Can I have the branches trimmed? Do I need his permission? Can he take action against me if I trimmed them?
A: Tree law varies on a state-by-state basis. In general, the common law adopted in all states is that you have the absolute right to trim any overhanging branches and cut any roots that are growing on your property.
There is one caveat, however. If you trim the branches or cut the roots and the tree may die as a result, this could be a problem. For example, in the District of Columbia, the legislative body (City Council) enacted a law that prohibits anyone from injuring a live tree, and subjects that person to potential criminal sanctions.
So here's my suggestion: Consult with a local arborist in your area. This professional should inspect the trees, being careful not to trespass on your neighbor's property, and give you a written opinion as to the impact your actions may have on the tree(s). And the arborist should know the local tree law. If the arborist gives you the go-ahead, I would advise your neighbor of your intention and then trim and cut away.
On the other hand, if the arborist tells you that you could injure or kill the tree, then you may have to resort to legal action. I have successfully sued a client's neighbor for private nuisance, because the tree roots were damaging my client's garage and the walnuts were falling all over the backyard. My client was concerned that any work on the tree would cause it to die and fall, and that could harm or kill someone.
Talk with your arborist and an attorney about your options.
Q: Real estate activity is high in my area. I found a house that I would like to buy, but the seller's broker told me that I cannot have any contingencies in the contract.

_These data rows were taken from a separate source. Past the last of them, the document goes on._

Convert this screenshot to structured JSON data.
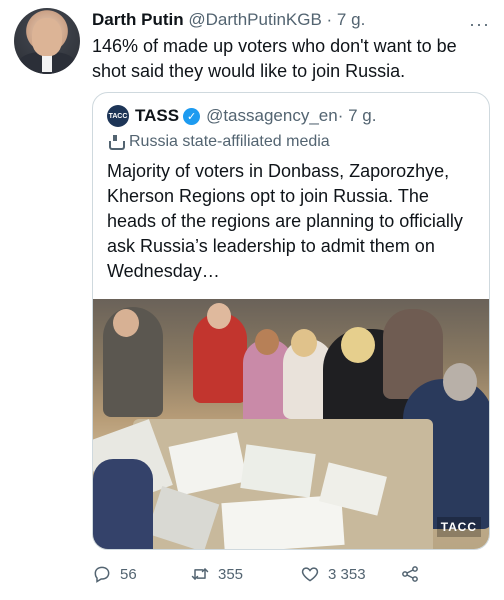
{
  "tweet": {
    "author_name": "Darth Putin",
    "author_handle": "@DarthPutinKGB",
    "time": " · 7 g.",
    "text": "146% of made up voters who don't want to be shot said they would like to join Russia.",
    "more_label": "···"
  },
  "quote": {
    "logo_text": "ТАСС",
    "author_name": "TASS",
    "author_handle": "@tassagency_en",
    "time": " · 7 g.",
    "label": "Russia state-affiliated media",
    "text": "Majority of voters in Donbass, Zaporozhye, Kherson Regions opt to join Russia. The heads of the regions are planning to officially ask Russia’s leadership to admit them on Wednesday…",
    "photo_watermark": "ТАСС"
  },
  "actions": {
    "replies": "56",
    "retweets": "355",
    "likes": "3 353"
  },
  "colors": {
    "text": "#0f1419",
    "secondary": "#536471",
    "border": "#cfd9de",
    "verified": "#1d9bf0"
  },
  "icons": [
    "more-icon",
    "verified-icon",
    "state-media-icon",
    "reply-icon",
    "retweet-icon",
    "like-icon",
    "share-icon"
  ]
}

Should I make an offer anyway?
A: There are three contingencies that I consider very important:
Financing. Unless you have all the cash needed to buy the house, you cannot take a chance on a lender unwilling to make a loan. Appraisal. Nowadays, appraisers are very conservative, and if their value is too low, you will have to pay the difference with cash out of your own pocket.

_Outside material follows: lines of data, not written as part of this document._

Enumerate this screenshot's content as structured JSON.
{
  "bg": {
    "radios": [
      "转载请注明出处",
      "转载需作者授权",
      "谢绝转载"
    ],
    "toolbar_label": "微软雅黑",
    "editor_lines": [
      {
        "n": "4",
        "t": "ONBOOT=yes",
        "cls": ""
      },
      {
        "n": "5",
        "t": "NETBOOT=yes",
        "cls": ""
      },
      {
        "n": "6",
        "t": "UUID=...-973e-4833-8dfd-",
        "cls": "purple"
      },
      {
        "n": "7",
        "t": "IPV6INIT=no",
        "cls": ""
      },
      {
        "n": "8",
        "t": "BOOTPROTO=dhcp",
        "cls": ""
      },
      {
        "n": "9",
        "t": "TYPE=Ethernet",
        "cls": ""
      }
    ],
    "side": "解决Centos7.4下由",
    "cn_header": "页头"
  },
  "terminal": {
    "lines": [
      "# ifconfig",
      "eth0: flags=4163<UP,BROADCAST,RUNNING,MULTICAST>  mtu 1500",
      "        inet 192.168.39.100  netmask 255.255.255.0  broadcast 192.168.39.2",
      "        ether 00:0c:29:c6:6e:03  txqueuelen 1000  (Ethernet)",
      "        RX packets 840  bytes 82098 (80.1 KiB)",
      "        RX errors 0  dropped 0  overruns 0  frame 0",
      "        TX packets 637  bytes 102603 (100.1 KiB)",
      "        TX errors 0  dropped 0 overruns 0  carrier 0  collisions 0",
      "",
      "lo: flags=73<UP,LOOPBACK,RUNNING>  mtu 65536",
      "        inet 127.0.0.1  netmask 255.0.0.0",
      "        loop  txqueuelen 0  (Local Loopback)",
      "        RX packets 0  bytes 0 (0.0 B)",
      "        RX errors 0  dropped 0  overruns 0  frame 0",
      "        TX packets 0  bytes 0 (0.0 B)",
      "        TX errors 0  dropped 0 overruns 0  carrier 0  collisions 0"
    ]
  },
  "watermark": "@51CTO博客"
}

Home inspection. Why would you take a chance on an older house without having it fully inspected by a professional, independent home inspector?
I know that sellers in a hot market prefer a clean contract, with no contingencies. But unless you are a gambler willing, and able, to take chances, I cannot recommend entering into a contract without these three contingencies. A contingency means that if certain things do not occur, and you are within the time period spelled out in the real estate contract, you have the absolute right to cancel the contract, and get your deposit refunded.
Otherwise, if you find out that you cannot get a loan, you can lose the earnest money deposit. Or if you buy the house and find thousands of dollars of needed repairs (as happened to one of my clients), you will have no one to blame but yourself.
Water leaks revisited: In a recent column, I wrote about water leaks in community properties. I misread the question, thinking the writer lived in a condominium. However, Karyl Dicker Foray, a Chicago insurance agent with Rosenthal Brothers Inc., called my attention to the fact that in Illinois, the majority of town home associations do not insure the building structures, and homeowners should purchase an HO-3 or HO-5 policy for their protection. She agrees with me that all homeowners should carefully read their legal documents, and if they have questions should consult the association's insurance agent or legal counsel.